Pesquisadores alemães acreditam que ambos têm origens que separaram há 400 mil anos

Efe

12 de agosto de 2010 | 15h12

BERLIM - O homem de Neandertal, espécie hominídea extinta presumivelmente há 30 mil anos, conviveu com os primeiros homens modernos e, dessa relação, houve descendentes, segundo um estudo do Instituto Max-Planck de Leipzig (leste da Alemanha) antecipado pela revista P.M. Magazin.

A publicação divulga uma pesquisa que foi iniciada há quatro anos pelo instituto e estabelece que o Homo neanderthalensis - que habitou principalmente a Europa e algumas zonas da Ásia ocidental - não desapareceu repentinamente, como asseguravam até agora os especialistas, e se misturou com o Homo sapiens. As pesquisas alemãs partem, além disso, da suposição de que o Homo sapiens e o Homo neandertalis têm origem em linhagens que se separaram há pelo menos 400 mil anos.

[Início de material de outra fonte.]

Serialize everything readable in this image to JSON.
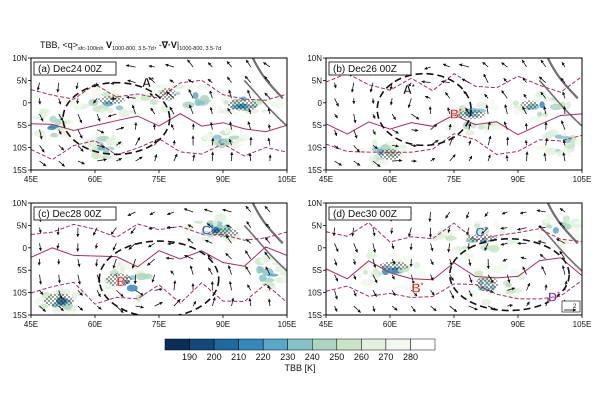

Em 2006, estudiosos de evolução antropológica do Max-Planck, liderados pelo geneticista paleontólogo Svante Pääbo, localizaram ossos em uma caverna na Croácia que foram comparados com restos encontrados no noroeste da Espanha e no sul da Rússia.

Os pesquisadores decidiram, então, comparar o genoma dos neandertais com o do homem atual. Assim, descobriram que parte da genética daquela espécie hominídea de aspecto robusto, com 1m65 de altura máxima e extremidades curtas, ainda permanece no Homo sapiens.

"É certo que tivemos filhos com os neandertais", garante Gerd Schmitz, que faz parte da equipe de pesquisa do Max-Planck.

Em 2009, Pääbo e sua equipe anunciaram que tinham conseguido decifrar cerca de 63% dos dados genéticos do neandertal. Os pesquisadores de Leipzig conseguiram decodificar a sequência de mais de 3 bilhões de bases de DNA, tomando como material de partida mostras ósseas de seis homens de Neandertal.

A maior parte do material procedia de uma jazida na caverna de Vibndija, na Croácia. Também foram usadas para o estudo mostras da caverna de Sidrón, nas Astúrias (Espanha); de uma jazida em Mezmaiskaya, no sul da Rússia; e um esqueleto de 40 mil anos encontrado no próprio vale de Neandertal (Alemanha), que deu nome à espécie.

O grupo de Päabo evitou a contaminação do material genético do Neandertal com material genético humano durante o processo. Outra das questões que poderiam ser resolvidas, caso os cientistas consigam decifrar o genoma completo, é o enigma do desaparecimento do homem de Neandertal, há cerca de 30 mil anos.